Like most activists, I had no expectation that we would ever see Mandela walk free. When that moment came I was in Lusaka, Zambia, at the headquarters of the African National Congress. With millions of others around the world we watched in anticipation, waiting until Mandela finally appeared on our small black and white TV, walking out of the gates of the prison with his fist held high, claiming both his freedom and asserting his militant rejection of apartheid, a system that denied basic rights to most South Africans based on the color of their skin.

Richard Ralston, Professor Emeritus, African, African-American,  and Caribbean History  

Photo: Richard Ralston

Richard Ralston

Mandela will be remembered as a teacher, a prison memoirist, a pragmatic but principled politician, and political template for divided societies.  I consider myself  deeply,  personally affected by Mandela.  As much as anyone I have known — in a life of fortunate interactions with transformative figures within a South Africanist pantheon … King,  Tutu, Brutus, Nhato Motlana, the Biko family, Donald Woods, Albie Sachs, Angela Davis, and members of the ANC — Nelson Mandela claims a unique perch.   Whenever I teach prison writings Madiba is a virtual class participant.  In any writing project about South African political movements I must refer to Madiba.   Or in a history of African–African-American linkages his example ever relevant, and any course dealing with the  heroic idea or political leadership finds in him a solid touchstone.    

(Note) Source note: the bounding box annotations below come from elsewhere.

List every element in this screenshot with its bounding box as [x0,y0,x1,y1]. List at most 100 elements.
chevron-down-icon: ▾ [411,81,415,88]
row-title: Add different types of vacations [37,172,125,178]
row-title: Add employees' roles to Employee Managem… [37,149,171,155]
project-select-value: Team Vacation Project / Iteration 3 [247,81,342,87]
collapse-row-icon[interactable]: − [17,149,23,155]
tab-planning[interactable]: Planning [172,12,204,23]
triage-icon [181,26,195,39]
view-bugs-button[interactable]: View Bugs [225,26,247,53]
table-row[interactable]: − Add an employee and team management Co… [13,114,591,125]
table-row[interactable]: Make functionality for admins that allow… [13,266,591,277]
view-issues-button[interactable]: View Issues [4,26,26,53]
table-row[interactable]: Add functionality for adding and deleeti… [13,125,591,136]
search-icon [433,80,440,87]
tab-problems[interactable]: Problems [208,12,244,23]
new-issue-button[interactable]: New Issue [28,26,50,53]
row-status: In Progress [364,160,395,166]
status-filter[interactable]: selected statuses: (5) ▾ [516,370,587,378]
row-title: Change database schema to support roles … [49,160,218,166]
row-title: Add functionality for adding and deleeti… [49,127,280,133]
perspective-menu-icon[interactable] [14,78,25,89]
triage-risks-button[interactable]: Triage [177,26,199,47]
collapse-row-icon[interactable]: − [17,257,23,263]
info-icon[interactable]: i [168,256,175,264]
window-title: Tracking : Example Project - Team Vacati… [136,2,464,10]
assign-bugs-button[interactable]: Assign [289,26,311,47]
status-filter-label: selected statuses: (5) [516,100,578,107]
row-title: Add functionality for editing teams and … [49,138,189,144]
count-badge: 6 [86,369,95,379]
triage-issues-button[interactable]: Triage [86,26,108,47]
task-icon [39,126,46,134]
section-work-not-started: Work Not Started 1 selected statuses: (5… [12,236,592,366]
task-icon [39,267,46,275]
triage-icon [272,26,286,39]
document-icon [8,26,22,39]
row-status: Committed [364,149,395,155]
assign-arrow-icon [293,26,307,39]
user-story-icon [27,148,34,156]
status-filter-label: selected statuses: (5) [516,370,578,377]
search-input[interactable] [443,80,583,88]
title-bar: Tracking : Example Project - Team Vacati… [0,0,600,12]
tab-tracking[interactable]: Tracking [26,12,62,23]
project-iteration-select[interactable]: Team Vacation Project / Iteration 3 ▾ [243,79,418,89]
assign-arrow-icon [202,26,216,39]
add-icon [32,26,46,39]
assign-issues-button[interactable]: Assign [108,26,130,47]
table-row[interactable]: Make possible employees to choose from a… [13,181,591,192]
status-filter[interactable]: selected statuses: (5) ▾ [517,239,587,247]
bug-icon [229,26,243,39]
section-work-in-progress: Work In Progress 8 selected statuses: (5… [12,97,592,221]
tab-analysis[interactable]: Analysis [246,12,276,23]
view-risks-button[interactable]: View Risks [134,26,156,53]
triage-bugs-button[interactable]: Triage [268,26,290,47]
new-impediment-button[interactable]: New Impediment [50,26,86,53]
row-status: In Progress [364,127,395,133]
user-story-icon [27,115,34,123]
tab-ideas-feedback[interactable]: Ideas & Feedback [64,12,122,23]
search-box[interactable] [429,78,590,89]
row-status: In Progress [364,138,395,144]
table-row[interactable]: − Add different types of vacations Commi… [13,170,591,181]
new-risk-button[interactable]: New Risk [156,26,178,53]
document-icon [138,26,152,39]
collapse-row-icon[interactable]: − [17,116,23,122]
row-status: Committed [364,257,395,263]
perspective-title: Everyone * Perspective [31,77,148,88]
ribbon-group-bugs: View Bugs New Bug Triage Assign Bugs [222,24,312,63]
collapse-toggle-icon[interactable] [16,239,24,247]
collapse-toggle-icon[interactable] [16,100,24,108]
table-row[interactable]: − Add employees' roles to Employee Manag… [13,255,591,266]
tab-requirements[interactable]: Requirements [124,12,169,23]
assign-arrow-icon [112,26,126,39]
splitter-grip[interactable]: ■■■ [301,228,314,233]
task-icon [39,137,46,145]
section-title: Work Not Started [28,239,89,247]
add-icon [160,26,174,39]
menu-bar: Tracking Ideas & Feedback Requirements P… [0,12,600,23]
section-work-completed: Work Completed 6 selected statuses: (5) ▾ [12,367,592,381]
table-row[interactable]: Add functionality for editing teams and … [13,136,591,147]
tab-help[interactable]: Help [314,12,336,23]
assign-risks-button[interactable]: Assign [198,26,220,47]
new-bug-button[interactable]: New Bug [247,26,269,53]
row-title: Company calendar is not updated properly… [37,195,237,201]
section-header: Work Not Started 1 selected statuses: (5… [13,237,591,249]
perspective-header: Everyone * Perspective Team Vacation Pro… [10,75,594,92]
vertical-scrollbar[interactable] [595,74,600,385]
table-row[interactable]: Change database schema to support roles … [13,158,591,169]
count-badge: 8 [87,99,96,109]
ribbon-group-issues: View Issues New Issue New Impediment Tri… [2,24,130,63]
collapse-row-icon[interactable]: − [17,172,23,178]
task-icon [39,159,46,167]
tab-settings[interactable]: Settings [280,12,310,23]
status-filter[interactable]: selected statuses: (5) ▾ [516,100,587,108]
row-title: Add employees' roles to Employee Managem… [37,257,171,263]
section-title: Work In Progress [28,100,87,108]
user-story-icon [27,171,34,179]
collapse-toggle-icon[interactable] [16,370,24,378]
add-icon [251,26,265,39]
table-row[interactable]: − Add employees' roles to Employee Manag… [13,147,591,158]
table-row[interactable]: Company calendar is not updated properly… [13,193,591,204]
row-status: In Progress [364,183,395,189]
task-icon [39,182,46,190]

I was made most poignantly aware of the man called Madiba when conducting research (1970s, 1980s, and 1990s) amidst the villages in the home region of Nelson Mandela in South Africa’s eastern Cape.  My research focused on sorting out the struggles of the ANC to make itself modern, relevant, and effective in face of  the rise to power of the first apartheid government  in South Africa in 1948, and sorting out disputes among African nationalists on what kind of alternative politics and resistance campaign to mount against it.